The condition number of the linear operator with respect to the p norm. It measures how much the solution \(x\) of the linear system \(Ax=b\) changes with respect to small changes in \(b\).

Parameters

p ({None, 1, , 2, , inf, 'fro'}, optional) –

Order of the norm:

p

norm for matrices

None

2-norm, computed directly via singular value decomposition

’fro’

Frobenius norm

np.inf

max(sum(abs(x), axis=1))

1

max(sum(abs(x), axis=0))

2

2-norm (largest sing. value)

Returns

The condition number of the linear operator. May be infinite.

Return type

cond

det()[source]

Determinant of the linear operator.

Return type

inexact

eigvals()[source]

Eigenvalue spectrum of the linear operator.

Return type

ndarray

inv()[source]

Inverse of the linear operator.

Return type

LinearOperator

logabsdet()[source]

Log absolute determinant of the linear operator.

Return type

inexact

rank()[source]

Rank of the linear operator.

Return type

int64

symmetrize()[source]

Compute or approximate the closest symmetric LinearOperator in the Frobenius norm.

The closest symmetric matrix to a given square matrix \(A\) in the Frobenius norm is given by

\[\operatorname{sym}(A) := \frac{1}{2} (A + A^T).\]

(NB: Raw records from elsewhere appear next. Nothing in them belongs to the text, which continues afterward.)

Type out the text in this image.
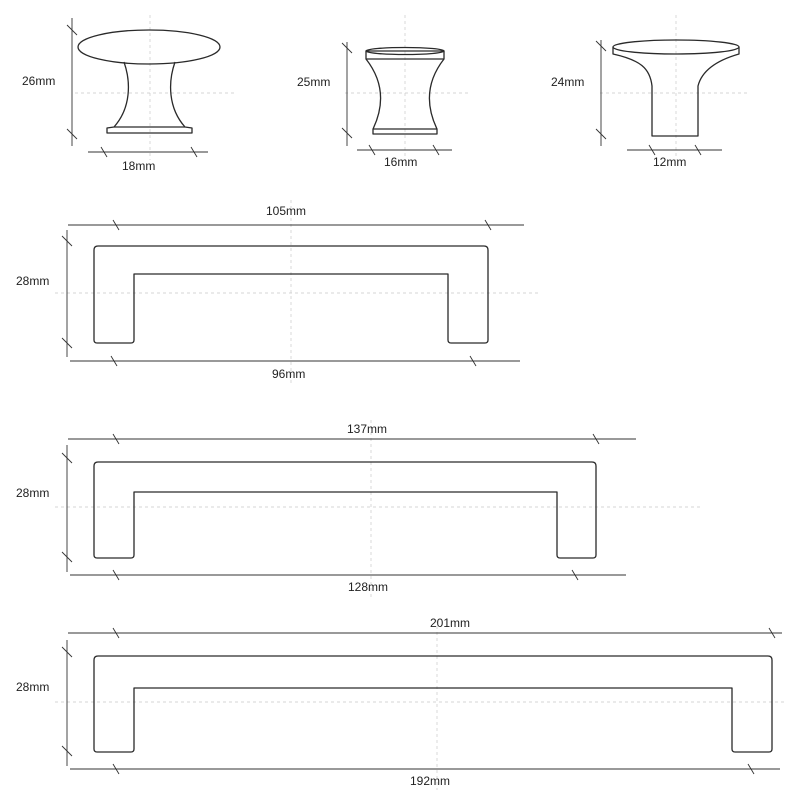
26mm
18mm
25mm
16mm
24mm
12mm
105mm
28mm
96mm
137mm
28mm
128mm
201mm
28mm
192mm
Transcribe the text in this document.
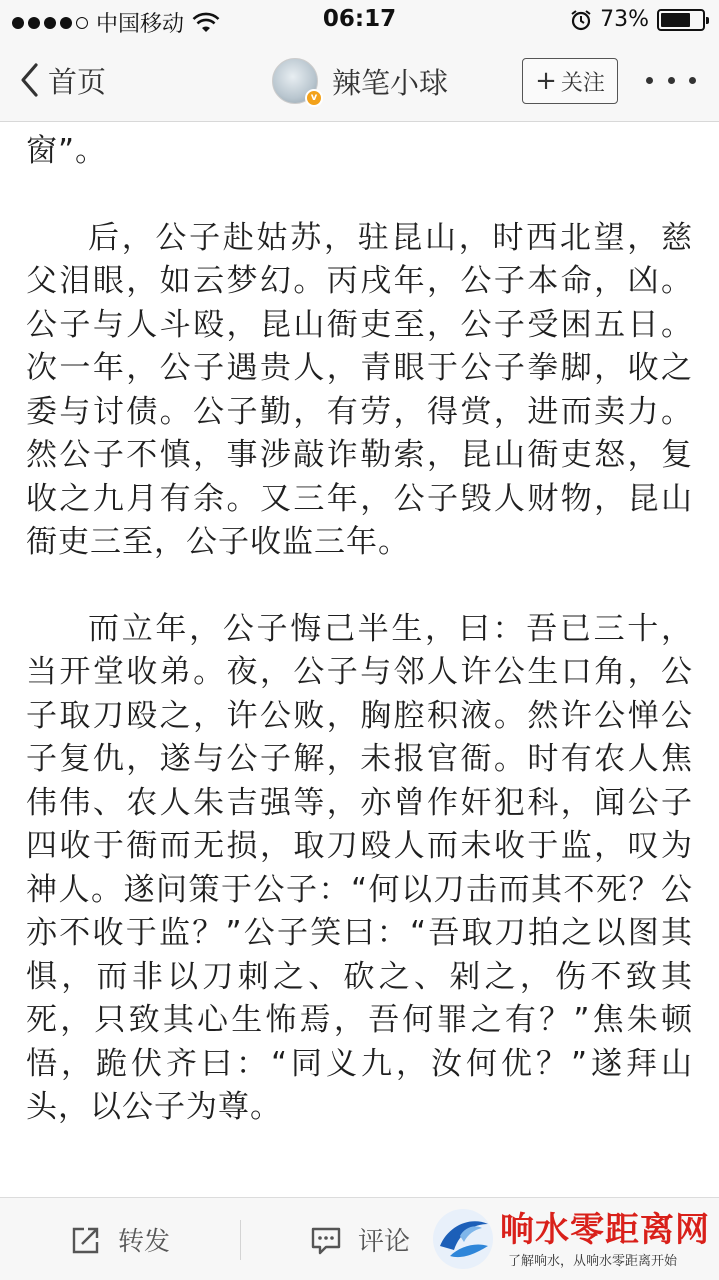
中国移动	06:17	73%
首页	v 辣笔小球	+ 关注

窗”。

后，公子赴姑苏，驻昆山，时西北望，慈父泪眼，如云梦幻。丙戌年，公子本命，凶。公子与人斗殴，昆山衙吏至，公子受困五日。次一年，公子遇贵人，青眼于公子拳脚，收之委与讨债。公子勤，有劳，得赏，进而卖力。然公子不慎，事涉敲诈勒索，昆山衙吏怒，复收之九月有余。又三年，公子毁人财物，昆山衙吏三至，公子收监三年。

而立年，公子悔己半生，曰：吾已三十，当开堂收弟。夜，公子与邻人许公生口角，公子取刀殴之，许公败，胸腔积液。然许公惮公子复仇，遂与公子解，未报官衙。时有农人焦伟伟、农人朱吉强等，亦曾作奸犯科，闻公子四收于衙而无损，取刀殴人而未收于监，叹为神人。遂问策于公子：“何以刀击而其不死？公亦不收于监？”公子笑曰：“吾取刀拍之以图其惧，而非以刀刺之、砍之、剁之，伤不致其死，只致其心生怖焉，吾何罪之有？”焦朱顿悟，跪伏齐曰：“同义九，汝何优？”遂拜山头，以公子为尊。

转发	评论	响水零距离网
了解响水，从响水零距离开始
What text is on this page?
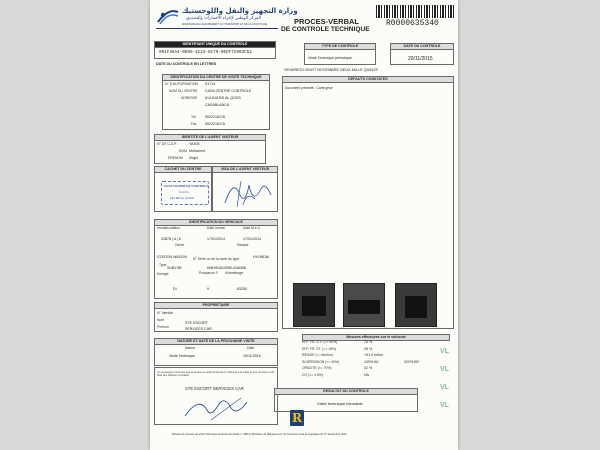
وزارة التجهيز والنقل واللوجستيك
المركز الوطني لإجراء الاختبارات والتصديق
MINISTERE DE L'EQUIPEMENT, DU TRANSPORT ET DE LA LOGISTIQUE	PROCES-VERBAL
DE CONTROLE TECHNIQUE
R0000635340
IDENTIFIANT UNIQUE DU CONTROLE
001F39A4-0D96-4C23-8C79-9EDF72903C52
DATE DU CONTROLE EN LETTRES
TYPE DE CONTROLE
Visite Technique périodique
DATE DU CONTROLE
20/11/2015
VENDREDI VINGT NOVEMBRE DEUX MILLE QUINZE
IDENTIFICATION DU CENTRE DE VISITE TECHNIQUE
N° D'AUTORISATION S1714
NOM DU CENTRE CASA CENTRE CONTROLE
ADRESSE 614-618 BD AL QODS
CASABLANCA
Tél	0522218176
Fax 0522218176
DEFAUTS CONSTATES
Document présenté : Carte grise
IDENTITE DE L'AGENT VISITEUR
N° DE C.A.P :	YA405
NOM Mohamed
PRENOM Zirgui
CACHET DU CENTRE
CASA CENTRE DE CONTROLE
S.A.R.L
614 BD AL QODS
VISA DE L'AGENT VISITEUR
IDENTIFICATION DU VEHICULE
Immatriculation	Date Immat.	Date M.e.C.
22878 | A | 6	17/01/2014	17/01/2014
Genre	Marque
STATION WAGON	HYUNDAI
Type
N° Série ou de la carte du type
SUBYXB	KMHSU81XBEU246456
Energie	Puissance F. Kilométrage
DI	9	83250
PROPRIETAIRE
N° Identité
Nom
Prénom
STE ESCORT
SERVICES CAR
NATURE ET DATE DE LA PROCHAINE VISITE
Nature	Date
Visite Technique	19/11/2016
Mesures effectuées sur le véhicule
EFF. FR. S.V. (>= 50%)	70 %
EFF. FR. ST. (>= 18%)	26 %
RIPAGE (<= 5m/km)	+01.0 m/km
SUSPENSION (>= 40%)	100% AV	022% AR
OPACITE (<= 70%)	32 %
CO (<= 4.5%)	NA
Je soussigné reconnais que la personne ayant présenté le véhicule à la visite et que mention a été faite des défauts constatés.
STE ESCORT SERVICES CAR	RESULTAT DU CONTROLE
Visite technique favorable
R
Réseau de Centres de Visite Technique autorisé par Arrêté n° 189 du Ministère de l'Equipement, du Transport et de la Logistique du 27 Septembre 2012
VL
VL
VL
VL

However, for efficiency reasons, it is preferrable to approximate this operator in some cases. For example, a Kronecker product \(K = A \otimes B\) is more efficiently symmetrized by means of

\begin{equation} \operatorname{sym}(A) \otimes \operatorname{sym}(B) = \operatorname{sym}(K) + \frac{1}{2} \left( \frac{1}{2} \left( A \otimes B^T + A^T \otimes B \right) - \operatorname{sym}(K) \right). \end{equation}
Returns

The closest symmetric LinearOperator in the Frobenius norm, or an approximation, which makes a reasonable trade-off between accuracy and efficiency (see above). The resulting LinearOperator will have its is_symmetric property set to True.

Return type

symmetrized_linop

Raises

numpy.linalg.LinAlgError – If this method is called on a non-square LinearOperator.

todense(cache=True)[source]

Dense matrix representation of the linear operator.

This method can be computationally very costly depending on the shape of the linear operator. Use with caution.

Returns

matrix – Matrix representation of the linear operator.

Return type

np.ndarray

trace()[source]

Trace of the linear operator.

Computes the trace of a square linear operator \(\text{tr}(A) = \sum_{i-1}^n A_{ii}\).

Returns

trace – Trace of the linear operator.

Return type

float

Raises

LinAlgError : – If trace() is called on a non-square matrix.

transpose(*axes)[source]

Transpose this linear operator.

Can be abbreviated self.T instead of self.transpose().